The Speaker justified his pronouncing the order swiftly just a day before the session, saying he had do it in view of the assembly meeting on Monday, where the "specific agenda" was to take up the motion of confidence and pass the crucial appropriation bill.
On the move by the BJP to subject him to the no-confidence motion, the Speaker said, "Let it come. You will see how I will behave. I will be in the chair...I will discharge my duties...let's see what happens." On the disqualification issue, he said "this cannot be a drama and manipulation" and asserted that he had conducted himself in a "gentlemanly manner" in dealing with the matter.
He said he had also received a complaint against expelled BSP MLA Mahesh, who skipped the trust vote process on Tuesday, violating a directive from the party to vote for the Kumaraswamy government.

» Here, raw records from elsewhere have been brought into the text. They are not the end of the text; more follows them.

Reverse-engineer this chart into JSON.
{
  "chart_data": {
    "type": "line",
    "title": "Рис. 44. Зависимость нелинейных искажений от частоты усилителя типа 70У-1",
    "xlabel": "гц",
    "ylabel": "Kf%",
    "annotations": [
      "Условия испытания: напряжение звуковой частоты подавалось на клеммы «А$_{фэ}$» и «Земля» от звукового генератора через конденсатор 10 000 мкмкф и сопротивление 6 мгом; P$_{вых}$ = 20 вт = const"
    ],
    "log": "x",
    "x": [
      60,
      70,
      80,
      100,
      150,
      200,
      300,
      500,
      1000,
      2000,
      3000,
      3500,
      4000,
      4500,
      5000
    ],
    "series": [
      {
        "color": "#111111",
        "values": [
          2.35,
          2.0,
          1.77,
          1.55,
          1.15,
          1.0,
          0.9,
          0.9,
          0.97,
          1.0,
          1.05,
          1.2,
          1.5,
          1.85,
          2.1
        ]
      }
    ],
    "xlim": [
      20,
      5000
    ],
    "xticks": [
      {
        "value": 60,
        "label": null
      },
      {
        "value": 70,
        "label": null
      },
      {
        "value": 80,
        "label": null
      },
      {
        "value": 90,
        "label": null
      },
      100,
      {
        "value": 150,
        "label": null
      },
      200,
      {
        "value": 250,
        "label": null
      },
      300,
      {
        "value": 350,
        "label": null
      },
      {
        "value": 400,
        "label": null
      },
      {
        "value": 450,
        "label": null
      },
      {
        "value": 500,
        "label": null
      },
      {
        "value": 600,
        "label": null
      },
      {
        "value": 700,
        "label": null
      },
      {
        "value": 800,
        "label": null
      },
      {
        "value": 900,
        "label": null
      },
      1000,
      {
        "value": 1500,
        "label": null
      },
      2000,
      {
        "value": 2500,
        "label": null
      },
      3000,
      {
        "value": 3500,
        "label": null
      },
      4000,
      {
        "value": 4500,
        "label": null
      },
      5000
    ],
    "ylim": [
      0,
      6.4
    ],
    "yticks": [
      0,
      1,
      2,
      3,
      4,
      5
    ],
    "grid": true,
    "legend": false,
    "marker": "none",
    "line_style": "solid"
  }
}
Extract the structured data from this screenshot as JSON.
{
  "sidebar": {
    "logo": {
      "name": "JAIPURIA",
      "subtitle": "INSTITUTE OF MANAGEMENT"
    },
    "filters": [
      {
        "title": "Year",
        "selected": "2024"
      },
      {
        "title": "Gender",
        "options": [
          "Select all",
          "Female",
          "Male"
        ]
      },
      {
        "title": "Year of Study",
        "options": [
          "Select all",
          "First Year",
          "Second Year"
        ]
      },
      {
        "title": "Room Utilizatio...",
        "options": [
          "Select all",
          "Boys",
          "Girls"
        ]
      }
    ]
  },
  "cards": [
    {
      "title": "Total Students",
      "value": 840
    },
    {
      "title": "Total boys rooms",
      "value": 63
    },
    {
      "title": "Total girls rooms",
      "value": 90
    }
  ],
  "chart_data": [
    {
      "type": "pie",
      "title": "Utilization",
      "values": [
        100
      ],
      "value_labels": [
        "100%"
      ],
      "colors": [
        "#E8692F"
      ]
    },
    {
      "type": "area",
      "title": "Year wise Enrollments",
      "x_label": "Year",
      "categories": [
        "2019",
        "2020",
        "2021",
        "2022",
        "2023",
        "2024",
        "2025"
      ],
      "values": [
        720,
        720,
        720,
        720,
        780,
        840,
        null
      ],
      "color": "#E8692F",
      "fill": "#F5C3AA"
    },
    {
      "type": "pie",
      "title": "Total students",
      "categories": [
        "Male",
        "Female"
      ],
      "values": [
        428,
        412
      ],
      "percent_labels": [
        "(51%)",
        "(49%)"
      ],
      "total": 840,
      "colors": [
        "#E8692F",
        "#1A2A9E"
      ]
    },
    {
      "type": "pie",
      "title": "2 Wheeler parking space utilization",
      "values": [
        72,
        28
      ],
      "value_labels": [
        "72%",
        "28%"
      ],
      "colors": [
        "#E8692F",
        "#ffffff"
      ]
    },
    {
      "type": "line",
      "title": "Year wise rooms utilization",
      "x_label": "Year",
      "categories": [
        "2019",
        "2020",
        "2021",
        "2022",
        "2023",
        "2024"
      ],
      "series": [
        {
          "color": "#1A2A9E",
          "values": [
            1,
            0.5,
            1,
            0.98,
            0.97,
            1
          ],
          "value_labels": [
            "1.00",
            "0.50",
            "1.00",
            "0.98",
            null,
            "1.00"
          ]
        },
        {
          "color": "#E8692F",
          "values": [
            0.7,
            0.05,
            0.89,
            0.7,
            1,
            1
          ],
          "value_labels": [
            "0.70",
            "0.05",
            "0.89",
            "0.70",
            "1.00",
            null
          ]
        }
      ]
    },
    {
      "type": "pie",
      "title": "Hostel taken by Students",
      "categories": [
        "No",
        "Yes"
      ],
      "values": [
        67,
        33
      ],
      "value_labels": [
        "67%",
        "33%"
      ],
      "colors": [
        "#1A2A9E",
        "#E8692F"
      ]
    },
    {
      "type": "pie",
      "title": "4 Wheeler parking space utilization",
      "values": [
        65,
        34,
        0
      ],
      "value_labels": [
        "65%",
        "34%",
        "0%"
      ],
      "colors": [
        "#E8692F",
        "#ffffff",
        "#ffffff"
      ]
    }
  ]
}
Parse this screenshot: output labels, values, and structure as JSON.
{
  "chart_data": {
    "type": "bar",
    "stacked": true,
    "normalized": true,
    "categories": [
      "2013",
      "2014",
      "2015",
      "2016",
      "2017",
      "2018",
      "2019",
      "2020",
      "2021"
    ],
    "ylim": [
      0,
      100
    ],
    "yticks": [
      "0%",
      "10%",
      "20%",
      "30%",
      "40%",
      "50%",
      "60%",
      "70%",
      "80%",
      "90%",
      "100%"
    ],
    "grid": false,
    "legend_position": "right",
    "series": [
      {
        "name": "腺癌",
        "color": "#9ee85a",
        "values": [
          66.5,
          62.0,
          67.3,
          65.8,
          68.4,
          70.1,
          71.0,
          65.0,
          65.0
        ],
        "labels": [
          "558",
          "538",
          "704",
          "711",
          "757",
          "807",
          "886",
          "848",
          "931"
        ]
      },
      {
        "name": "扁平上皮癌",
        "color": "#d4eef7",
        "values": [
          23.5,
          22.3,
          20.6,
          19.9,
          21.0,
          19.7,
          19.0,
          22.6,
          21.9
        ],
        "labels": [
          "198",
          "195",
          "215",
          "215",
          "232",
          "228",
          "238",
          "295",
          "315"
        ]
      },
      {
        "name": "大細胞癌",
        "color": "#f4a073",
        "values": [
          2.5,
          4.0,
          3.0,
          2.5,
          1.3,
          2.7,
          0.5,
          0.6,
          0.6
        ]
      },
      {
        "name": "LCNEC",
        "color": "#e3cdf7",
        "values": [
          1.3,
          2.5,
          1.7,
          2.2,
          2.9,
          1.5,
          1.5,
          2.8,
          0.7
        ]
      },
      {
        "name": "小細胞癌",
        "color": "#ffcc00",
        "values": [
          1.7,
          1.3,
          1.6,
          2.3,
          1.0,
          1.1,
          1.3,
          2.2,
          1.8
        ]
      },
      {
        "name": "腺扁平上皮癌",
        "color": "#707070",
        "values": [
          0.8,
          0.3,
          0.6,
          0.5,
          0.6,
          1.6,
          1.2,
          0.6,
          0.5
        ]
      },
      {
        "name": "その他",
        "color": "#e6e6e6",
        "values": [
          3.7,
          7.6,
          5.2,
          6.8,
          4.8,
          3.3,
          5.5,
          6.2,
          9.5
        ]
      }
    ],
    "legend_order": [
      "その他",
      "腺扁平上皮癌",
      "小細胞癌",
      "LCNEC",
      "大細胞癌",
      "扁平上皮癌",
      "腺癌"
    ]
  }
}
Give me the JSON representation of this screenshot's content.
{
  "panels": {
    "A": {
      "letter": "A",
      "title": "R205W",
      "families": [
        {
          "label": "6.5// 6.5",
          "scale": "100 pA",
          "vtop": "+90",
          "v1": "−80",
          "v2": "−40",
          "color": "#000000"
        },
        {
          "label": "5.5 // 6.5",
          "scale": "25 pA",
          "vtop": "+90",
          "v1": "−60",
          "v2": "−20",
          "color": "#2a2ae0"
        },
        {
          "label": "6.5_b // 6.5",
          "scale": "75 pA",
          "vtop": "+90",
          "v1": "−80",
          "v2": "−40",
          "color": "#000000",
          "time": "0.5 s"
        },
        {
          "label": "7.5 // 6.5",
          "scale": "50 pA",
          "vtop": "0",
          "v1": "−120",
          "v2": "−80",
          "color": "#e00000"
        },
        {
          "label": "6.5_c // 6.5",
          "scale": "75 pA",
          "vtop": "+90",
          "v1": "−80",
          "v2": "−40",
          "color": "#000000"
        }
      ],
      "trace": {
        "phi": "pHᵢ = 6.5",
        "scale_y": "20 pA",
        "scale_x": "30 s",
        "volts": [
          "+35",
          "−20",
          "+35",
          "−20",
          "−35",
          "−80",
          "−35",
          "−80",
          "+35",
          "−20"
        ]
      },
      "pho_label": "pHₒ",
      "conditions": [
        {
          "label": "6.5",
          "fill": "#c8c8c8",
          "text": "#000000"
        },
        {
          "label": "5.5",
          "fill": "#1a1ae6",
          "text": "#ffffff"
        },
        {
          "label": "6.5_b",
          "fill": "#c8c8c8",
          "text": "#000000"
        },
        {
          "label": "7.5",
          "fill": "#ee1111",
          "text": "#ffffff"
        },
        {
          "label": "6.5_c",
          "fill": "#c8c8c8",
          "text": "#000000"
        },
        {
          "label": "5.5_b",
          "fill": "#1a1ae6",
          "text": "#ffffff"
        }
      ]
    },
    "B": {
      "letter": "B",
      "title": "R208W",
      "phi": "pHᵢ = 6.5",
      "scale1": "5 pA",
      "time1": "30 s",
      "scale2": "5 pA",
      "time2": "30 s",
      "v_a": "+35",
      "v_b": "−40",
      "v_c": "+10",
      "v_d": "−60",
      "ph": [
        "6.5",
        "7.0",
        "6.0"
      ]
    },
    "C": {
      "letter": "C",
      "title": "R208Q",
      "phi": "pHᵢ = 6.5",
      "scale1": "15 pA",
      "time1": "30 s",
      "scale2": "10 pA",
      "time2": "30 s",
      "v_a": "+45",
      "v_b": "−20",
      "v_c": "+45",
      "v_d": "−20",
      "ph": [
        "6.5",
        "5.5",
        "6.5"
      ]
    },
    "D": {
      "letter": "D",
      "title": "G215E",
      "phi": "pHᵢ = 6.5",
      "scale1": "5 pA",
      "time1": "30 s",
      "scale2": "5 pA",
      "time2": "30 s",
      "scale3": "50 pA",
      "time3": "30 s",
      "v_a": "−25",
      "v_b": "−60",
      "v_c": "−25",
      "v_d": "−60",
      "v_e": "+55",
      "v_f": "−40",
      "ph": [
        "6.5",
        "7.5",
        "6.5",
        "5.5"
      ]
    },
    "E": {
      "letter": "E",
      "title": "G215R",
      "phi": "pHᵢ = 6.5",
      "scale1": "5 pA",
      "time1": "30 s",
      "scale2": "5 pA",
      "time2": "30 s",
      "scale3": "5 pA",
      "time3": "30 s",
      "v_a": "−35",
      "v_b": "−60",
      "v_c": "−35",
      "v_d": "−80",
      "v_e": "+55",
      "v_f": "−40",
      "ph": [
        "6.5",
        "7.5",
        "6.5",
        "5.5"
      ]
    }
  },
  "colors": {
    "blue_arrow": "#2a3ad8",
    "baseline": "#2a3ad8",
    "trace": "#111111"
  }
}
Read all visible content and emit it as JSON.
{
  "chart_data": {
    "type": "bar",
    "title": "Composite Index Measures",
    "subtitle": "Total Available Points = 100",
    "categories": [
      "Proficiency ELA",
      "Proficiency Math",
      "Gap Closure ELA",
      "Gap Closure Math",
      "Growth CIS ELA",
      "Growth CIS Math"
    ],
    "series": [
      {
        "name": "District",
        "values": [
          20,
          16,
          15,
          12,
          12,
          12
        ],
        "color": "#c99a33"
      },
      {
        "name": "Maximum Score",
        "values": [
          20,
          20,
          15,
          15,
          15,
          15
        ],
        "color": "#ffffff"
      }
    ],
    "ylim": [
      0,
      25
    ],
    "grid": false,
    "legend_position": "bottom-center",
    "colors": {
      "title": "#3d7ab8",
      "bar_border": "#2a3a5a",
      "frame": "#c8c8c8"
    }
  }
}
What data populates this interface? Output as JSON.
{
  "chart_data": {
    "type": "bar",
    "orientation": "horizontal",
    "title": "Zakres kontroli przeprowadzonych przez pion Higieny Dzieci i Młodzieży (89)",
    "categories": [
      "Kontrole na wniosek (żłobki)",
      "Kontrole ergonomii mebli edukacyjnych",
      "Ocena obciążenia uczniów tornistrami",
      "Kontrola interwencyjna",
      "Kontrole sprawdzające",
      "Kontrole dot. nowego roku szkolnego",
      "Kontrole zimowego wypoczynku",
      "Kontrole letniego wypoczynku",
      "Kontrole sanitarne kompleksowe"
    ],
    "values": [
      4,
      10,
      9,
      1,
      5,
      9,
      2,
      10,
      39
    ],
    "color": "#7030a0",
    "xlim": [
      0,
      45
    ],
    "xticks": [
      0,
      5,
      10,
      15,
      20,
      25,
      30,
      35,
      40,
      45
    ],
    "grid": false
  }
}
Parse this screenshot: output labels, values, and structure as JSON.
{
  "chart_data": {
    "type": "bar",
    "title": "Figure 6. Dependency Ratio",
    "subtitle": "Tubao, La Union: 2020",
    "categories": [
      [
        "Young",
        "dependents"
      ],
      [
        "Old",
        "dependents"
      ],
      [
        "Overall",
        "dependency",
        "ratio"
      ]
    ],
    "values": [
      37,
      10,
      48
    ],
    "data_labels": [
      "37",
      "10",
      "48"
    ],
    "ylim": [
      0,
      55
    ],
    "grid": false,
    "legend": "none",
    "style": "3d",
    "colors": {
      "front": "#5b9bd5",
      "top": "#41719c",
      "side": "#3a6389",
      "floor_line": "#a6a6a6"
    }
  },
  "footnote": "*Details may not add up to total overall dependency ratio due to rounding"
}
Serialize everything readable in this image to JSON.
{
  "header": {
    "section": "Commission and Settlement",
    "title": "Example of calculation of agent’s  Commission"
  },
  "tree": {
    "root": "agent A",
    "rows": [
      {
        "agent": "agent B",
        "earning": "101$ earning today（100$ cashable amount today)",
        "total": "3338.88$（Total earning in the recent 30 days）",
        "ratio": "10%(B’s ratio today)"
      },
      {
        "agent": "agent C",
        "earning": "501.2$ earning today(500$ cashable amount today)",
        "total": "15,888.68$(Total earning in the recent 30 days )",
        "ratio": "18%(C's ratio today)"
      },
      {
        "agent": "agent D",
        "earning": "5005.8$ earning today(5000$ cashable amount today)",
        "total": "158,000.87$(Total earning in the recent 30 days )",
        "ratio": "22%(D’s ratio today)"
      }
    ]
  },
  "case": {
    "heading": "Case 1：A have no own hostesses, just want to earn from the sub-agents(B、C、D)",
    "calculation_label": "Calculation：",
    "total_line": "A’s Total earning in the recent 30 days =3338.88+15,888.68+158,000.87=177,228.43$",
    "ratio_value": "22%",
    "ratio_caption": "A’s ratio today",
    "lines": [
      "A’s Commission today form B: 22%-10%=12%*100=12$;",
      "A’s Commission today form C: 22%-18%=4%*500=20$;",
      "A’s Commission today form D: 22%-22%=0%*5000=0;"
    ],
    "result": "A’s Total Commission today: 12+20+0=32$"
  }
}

A Supreme Court bench headed by Chief Justice of India Ranjan Gogoi in its order on Wednesday last gave the Assembly Speaker the freedom to decide on the resignation of the 15 MLAs within such time-frame as considered appropriate by him.
It had also ruled that the rebel MLAs cannot be compelled to attend the assembly proceedings.
The Congress and the JD(S) had sought disqualification under the anti-defection law of the rebel lawmakers who, however, were undeterred by it and skipped the assembly proceedings during the crucial confidence vote Tuesday.
Yediyurappa, 76, was sworn in as chief minister for a fourth time on Friday in a sudden twist to the protracted high voltage political drama with a big challenge to manage numbers staring him in the face.
Shortly after taking the oath, Yediyurappa had said that he would move a motion of confidence in the assembly on July 29 to prove his majority, apparently confident of winning it with the expectation that 16 rebel Congress and JDS MLAs may abstain as they did on Tuesday last, giving him the edge.
He took the oath, two days after the Congress-JD(S) coalition government crumbled under the weight of a rebellion by a big chunk of its lawmakers, 20 of whom were absent for the voting that led to the defeat of its trust vote by 99-105.
With the MLAs' disqualification, Yediyurappa is expected to have a smooth sailing in the Karnataka Assembly on Monday.